ENGAGEMENT WITH THE POPULATION HEALTH FRAMEWORK
High and very high-risk patients can engage through succinct, precise, and educational text messages delivered by a simple effective mobile platform. Patients are surveyed about their condition, emergency inhaler usage monitored, and they are reminded of upcoming appointments and medication refills. These innovative features allow continuous symptom monitoring by the clinician to ensure continuity of care and positive outcomes. Patients have displayed satisfaction with the program, with over 70% top box satisfaction and an attrition rate of less than 15% on mobile engagement over a two-year period.
Community engagement is a critical element when trying to ensure not only coordination of care, but referrals and connections to community resources.

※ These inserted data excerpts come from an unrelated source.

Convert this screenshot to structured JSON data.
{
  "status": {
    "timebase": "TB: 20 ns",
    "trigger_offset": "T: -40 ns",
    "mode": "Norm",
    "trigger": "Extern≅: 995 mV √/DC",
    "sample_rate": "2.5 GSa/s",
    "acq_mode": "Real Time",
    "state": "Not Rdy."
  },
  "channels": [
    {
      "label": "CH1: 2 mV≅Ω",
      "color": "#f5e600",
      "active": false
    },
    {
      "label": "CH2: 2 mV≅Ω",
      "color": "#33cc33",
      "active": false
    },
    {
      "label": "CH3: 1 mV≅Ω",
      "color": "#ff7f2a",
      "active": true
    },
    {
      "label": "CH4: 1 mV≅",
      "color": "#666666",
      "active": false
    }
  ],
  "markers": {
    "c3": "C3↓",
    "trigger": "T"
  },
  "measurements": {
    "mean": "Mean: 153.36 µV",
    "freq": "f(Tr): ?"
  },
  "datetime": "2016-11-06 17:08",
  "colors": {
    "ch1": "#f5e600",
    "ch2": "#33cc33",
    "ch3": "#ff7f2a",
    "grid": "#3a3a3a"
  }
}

Providers at either hospitals or the clinics, receive best practice alerts and utilize technology to identify SDOH needs. They can also refer families to community-based organizations (CBO) for assistance with critical daily needs. Currently, we’re in the process of expanding interactions and engagement with local schools, so that school nurses concurrently receive alerts on high risks children and can help coordinate care in those settings.

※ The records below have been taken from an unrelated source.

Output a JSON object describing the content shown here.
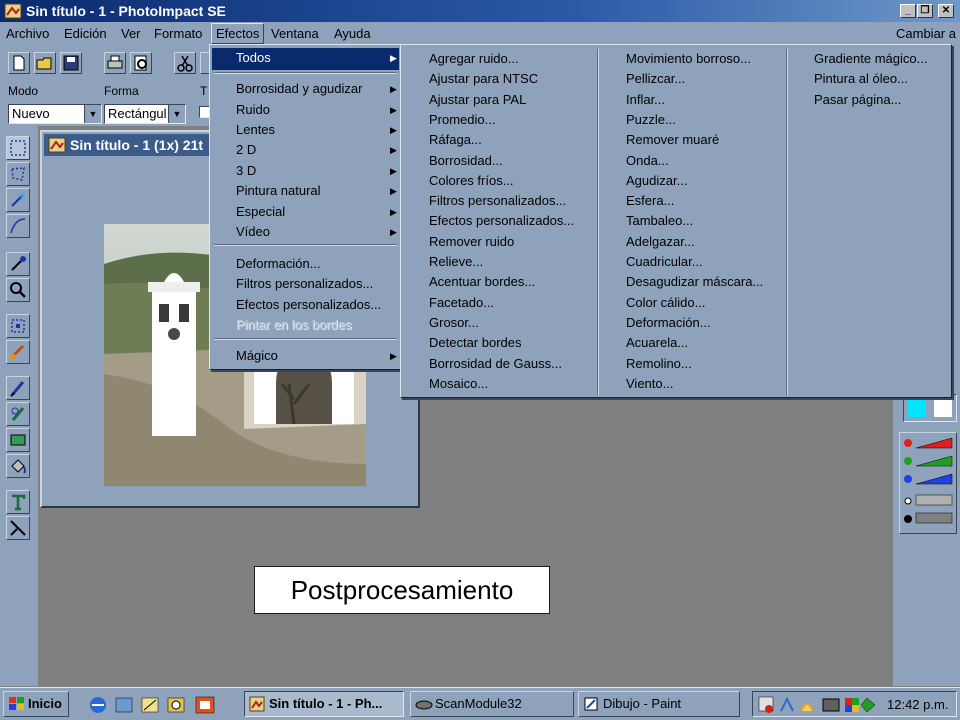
{
  "window": {
    "title": "Sin título - 1 - PhotoImpact SE",
    "minimize_glyph": "_",
    "restore_glyph": "❐",
    "close_glyph": "✕"
  },
  "menubar": {
    "items": [
      "Archivo",
      "Edición",
      "Ver",
      "Formato",
      "Efectos",
      "Ventana",
      "Ayuda"
    ],
    "right_label": "Cambiar a"
  },
  "attrbar": {
    "modo_label": "Modo",
    "modo_value": "Nuevo",
    "forma_label": "Forma",
    "forma_value": "Rectángul",
    "t_label": "T"
  },
  "document": {
    "title": "Sin título - 1 (1x) 21t"
  },
  "efectos_menu": {
    "items": [
      {
        "label": "Todos",
        "submenu": true,
        "highlight": true
      },
      {
        "label": "Borrosidad y agudizar",
        "submenu": true
      },
      {
        "label": "Ruido",
        "submenu": true
      },
      {
        "label": "Lentes",
        "submenu": true
      },
      {
        "label": "2 D",
        "submenu": true
      },
      {
        "label": "3 D",
        "submenu": true
      },
      {
        "label": "Pintura natural",
        "submenu": true
      },
      {
        "label": "Especial",
        "submenu": true
      },
      {
        "label": "Vídeo",
        "submenu": true
      },
      {
        "label": "Deformación...",
        "submenu": false
      },
      {
        "label": "Filtros personalizados...",
        "submenu": false
      },
      {
        "label": "Efectos personalizados...",
        "submenu": false
      },
      {
        "label": "Pintar en los bordes",
        "submenu": false,
        "disabled": true
      },
      {
        "label": "Mágico",
        "submenu": true
      }
    ]
  },
  "todos_submenu": {
    "col1": [
      "Agregar ruido...",
      "Ajustar para NTSC",
      "Ajustar para PAL",
      "Promedio...",
      "Ráfaga...",
      "Borrosidad...",
      "Colores fríos...",
      "Filtros personalizados...",
      "Efectos personalizados...",
      "Remover ruido",
      "Relieve...",
      "Acentuar bordes...",
      "Facetado...",
      "Grosor...",
      "Detectar bordes",
      "Borrosidad de Gauss...",
      "Mosaico..."
    ],
    "col2": [
      "Movimiento borroso...",
      "Pellizcar...",
      "Inflar...",
      "Puzzle...",
      "Remover muaré",
      "Onda...",
      "Agudizar...",
      "Esfera...",
      "Tambaleo...",
      "Adelgazar...",
      "Cuadricular...",
      "Desagudizar máscara...",
      "Color cálido...",
      "Deformación...",
      "Acuarela...",
      "Remolino...",
      "Viento..."
    ],
    "col3": [
      "Gradiente mágico...",
      "Pintura al óleo...",
      "Pasar página..."
    ]
  },
  "caption": "Postprocesamiento",
  "taskbar": {
    "start": "Inicio",
    "buttons": [
      "Sin título - 1 - Ph...",
      "ScanModule32",
      "Dibujo - Paint"
    ],
    "clock": "12:42 p.m."
  },
  "colors": {
    "title_dark": "#0a2a6e",
    "chrome": "#8ea3bb",
    "desktop": "#808080",
    "foreground_swatch": "#00e5ff",
    "background_swatch": "#ffffff"
  }
}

COMPETING POPULATION HEALTH FRAMEWORKS
While there are multiple and broad initiatives occurring in every market, results have displayed limited to incremental progress. PCCI has demonstrated that transformational change and meaningful results are achievable. Meaningful results require concurrent engagement and coordination of payers, providers, community, and patients via advanced risk-predictive stratification algorithms and deployment of information via new/updated workflows at the point of interaction. Figure 2 highlights the difference and impact our comprehensive program has across a market.
Figure 2. PCCI Pediatric Asthma controlled analysis. Comparison 1: DFWHC Medicaid <18 yo: 5% drop in asthma ED visits. Comparison 2: All Health Plan Members <18 yo: 10% drop in asthma ED visits. PCCI Asthma Program: 31% drop in asthma ED visits
Despite tremendous success, opportunities still exist to improve results and continue to further engage providers and patients. We are designing and rolling out two additional innovation pilots:
- Testing the effectiveness of disease-specific in-home personal assistance devices (Amazon Echo) to engage groups of homogeneous, high-risk, pediatric asthma children in a gamified home environment.

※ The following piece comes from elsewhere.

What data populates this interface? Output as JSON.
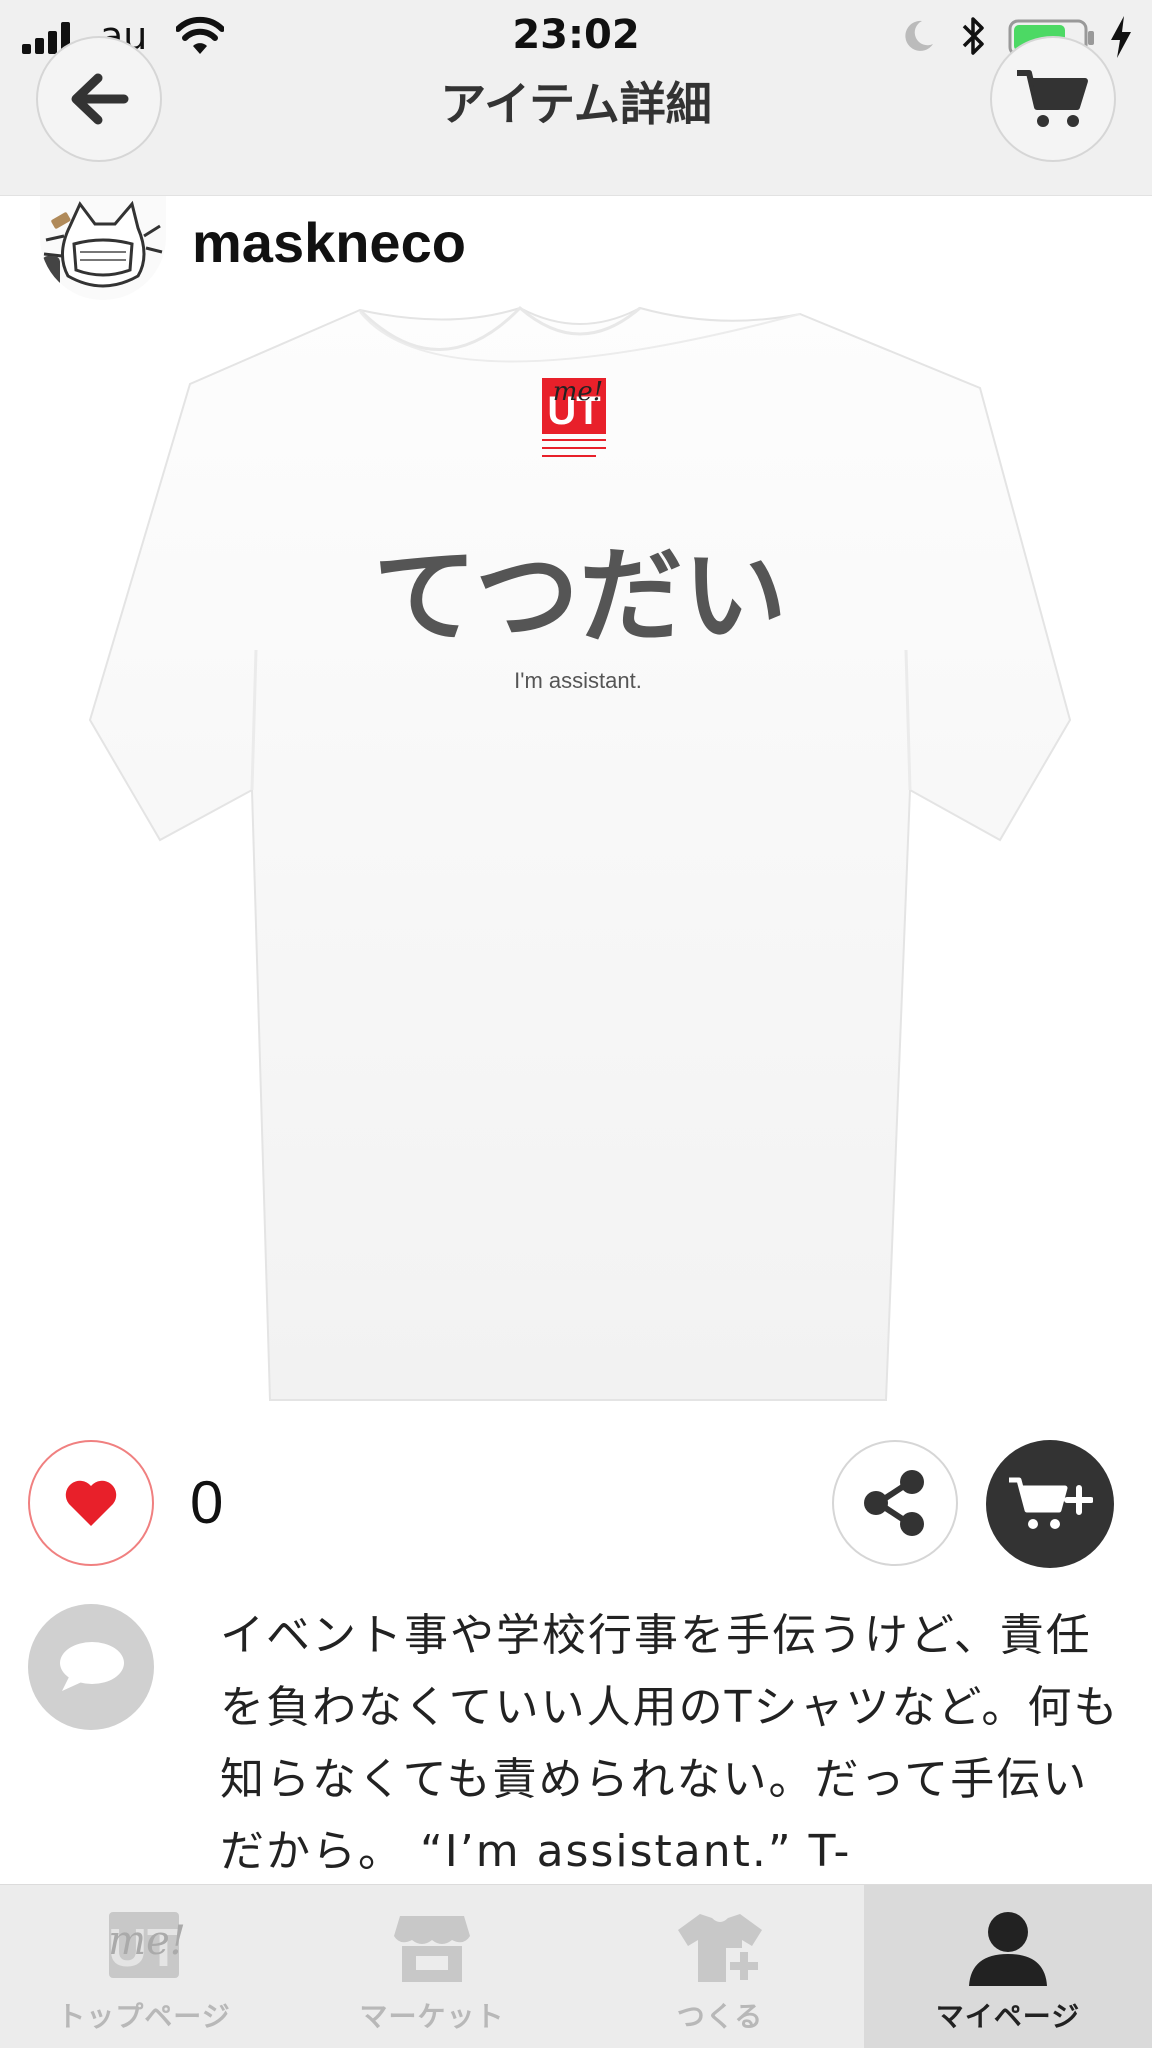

- Integrating within a home or community to allow remote monitoring of asthma medication adherence and in-home air quality by using “Internet-of-Things” integration.
The framework is designed with adaptability in mind and is ideal for environments where providers hold risk-based contracts. Future applications will include other patient populations and health conditions. PCCI’s Pediatric Asthma Population Health Framework has not only reduced unnecessary utilization and costs, but it has also improved the healthcare experience for hundreds of pediatric patients and their parents.
Central to the work of PCCI is its strength in predictive analytics/modeling and building connected communities using intelligent, integrated, electronic information exchange platforms. Our state-of-the-art programs and advisory services deliver exceptional value to Parkland Health & Hospital System, the local community, and the broader healthcare market.